If you don't know basic Java yet, go and follow these tutorials.

Posted

Okay I just discovered my problem and it was the Side.SERVER, it is being sent from the server so it should be Side.CLIENT. though I swear I was getting a crash I'm no longer getting when I used Side.CLIENT. Thank you all for your help! :)

 

  On 10/5/2014 at 7:58 AM, TheGreyGhost said:

Yeah, I would have thought so.

 

Except - now that I look more closely, perhaps it's not

 

<MessageIronNote.class, MessageIronNote.class> from INSTANCE.registerMessage(MessageIronNote.class, MessageIronNote.class, id++, Side.SERVER);

 

might not be the same as

 

<MessageIronNote, IMessage> from MessageIronNote extends MessageGeneric implements IMessageHandler<MessageIronNote, IMessage>

 

The templates on SimpleNetworkWrapper  caused me serious head damage for a while, still not 100% sure I understand how it works.  Maybe this is a similar problem.

 

-TGG

Yeah in the realm of Generics they're definitely the same, MessageIronNote extends MessageGeneric which implements IMessage, so that would be valid.
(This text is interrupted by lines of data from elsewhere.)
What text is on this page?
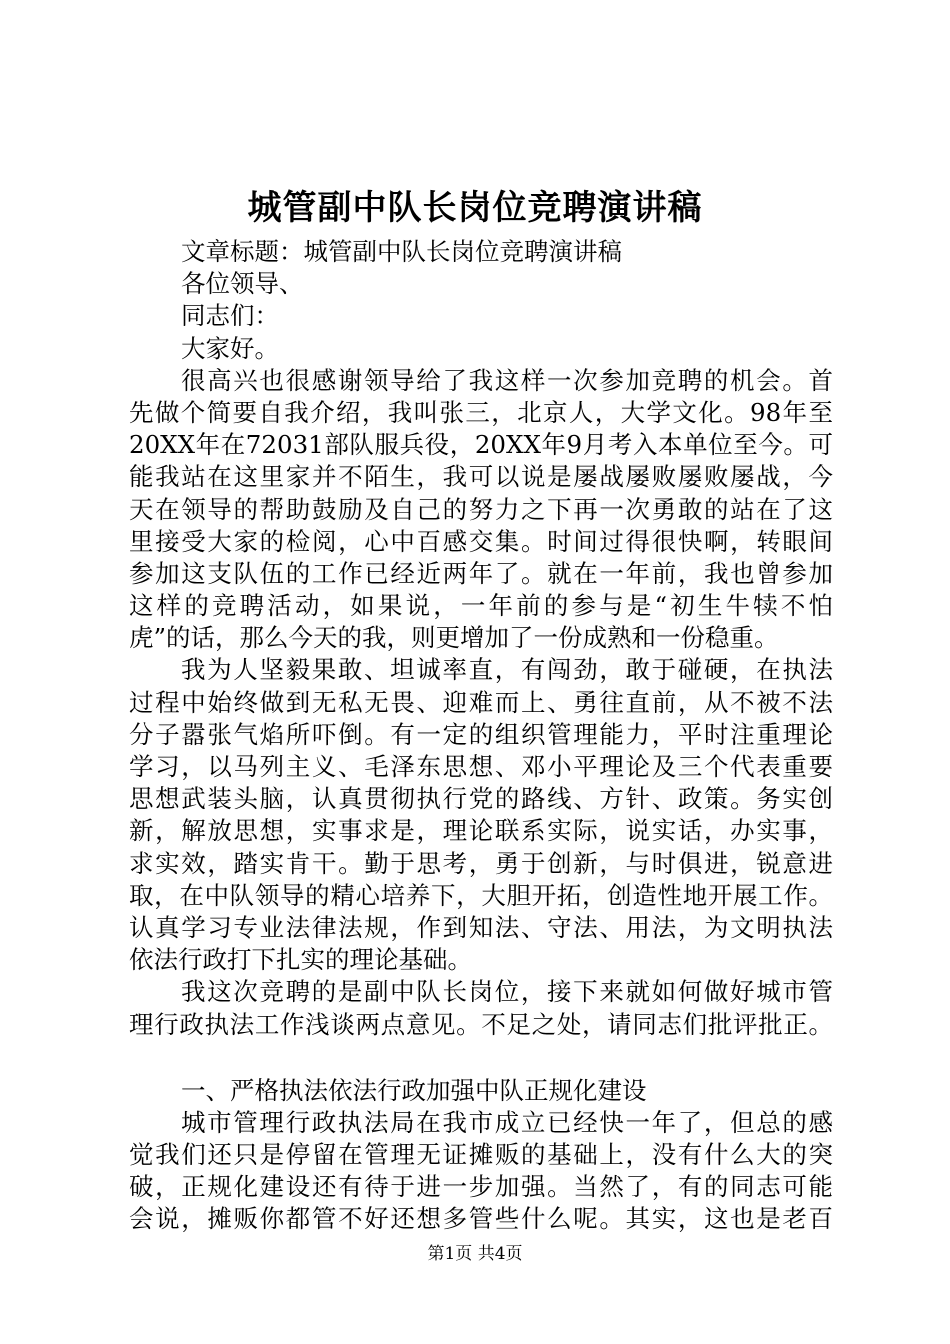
城管副中队长岗位竞聘演讲稿
文章标题：城管副中队长岗位竞聘演讲稿
各位领导、
同志们：
大家好。
很高兴也很感谢领导给了我这样一次参加竞聘的机会。首
先做个简要自我介绍，我叫张三，北京人，大学文化。98年至
20XX年在72031部队服兵役，20XX年9月考入本单位至今。可
能我站在这里家并不陌生，我可以说是屡战屡败屡败屡战，今
天在领导的帮助鼓励及自己的努力之下再一次勇敢的站在了这
里接受大家的检阅，心中百感交集。时间过得很快啊，转眼间
参加这支队伍的工作已经近两年了。就在一年前，我也曾参加
这样的竞聘活动，如果说，一年前的参与是“初生牛犊不怕
虎”的话，那么今天的我，则更增加了一份成熟和一份稳重。
我为人坚毅果敢、坦诚率直，有闯劲，敢于碰硬，在执法
过程中始终做到无私无畏、迎难而上、勇往直前，从不被不法
分子嚣张气焰所吓倒。有一定的组织管理能力，平时注重理论
学习，以马列主义、毛泽东思想、邓小平理论及三个代表重要
思想武装头脑，认真贯彻执行党的路线、方针、政策。务实创
新，解放思想，实事求是，理论联系实际，说实话，办实事，
求实效，踏实肯干。勤于思考，勇于创新，与时俱进，锐意进
取，在中队领导的精心培养下，大胆开拓，创造性地开展工作。
认真学习专业法律法规，作到知法、守法、用法，为文明执法
依法行政打下扎实的理论基础。
我这次竞聘的是副中队长岗位，接下来就如何做好城市管
理行政执法工作浅谈两点意见。不足之处，请同志们批评批正。
一、严格执法依法行政加强中队正规化建设
城市管理行政执法局在我市成立已经快一年了，但总的感
觉我们还只是停留在管理无证摊贩的基础上，没有什么大的突
破，正规化建设还有待于进一步加强。当然了，有的同志可能
会说，摊贩你都管不好还想多管些什么呢。其实，这也是老百
第1页 共4页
But you do give a good point that I should make things look a little more consistent, thanks.

 

  Quote

I don't know if a IMessage can be its own IMessageHandler (I think I saw a pull for this get rejected on github).

 

Rather than having your MessageIronNote class implement IMessageHandler directly, try having a static nested class implement it instead.

public final class MyMessage implements IMessage
{
    //IMessage code
    ...
    
    public static final class Handler implements IMessageHandler<MyMessage, IMessage>
    {
        //Handler code
        ...
    }
}

And registering like this:

INSTANCE.registerMessage(MyMessage.Handler.class, MyMessage.class, id++, Side.SERVER);

Yeah I was suggested this change on IRC, while not actually a problem having them together, it might be worth splitting them for me, since I have developed MessageGeneric to be able to handle any packet I ever want to send.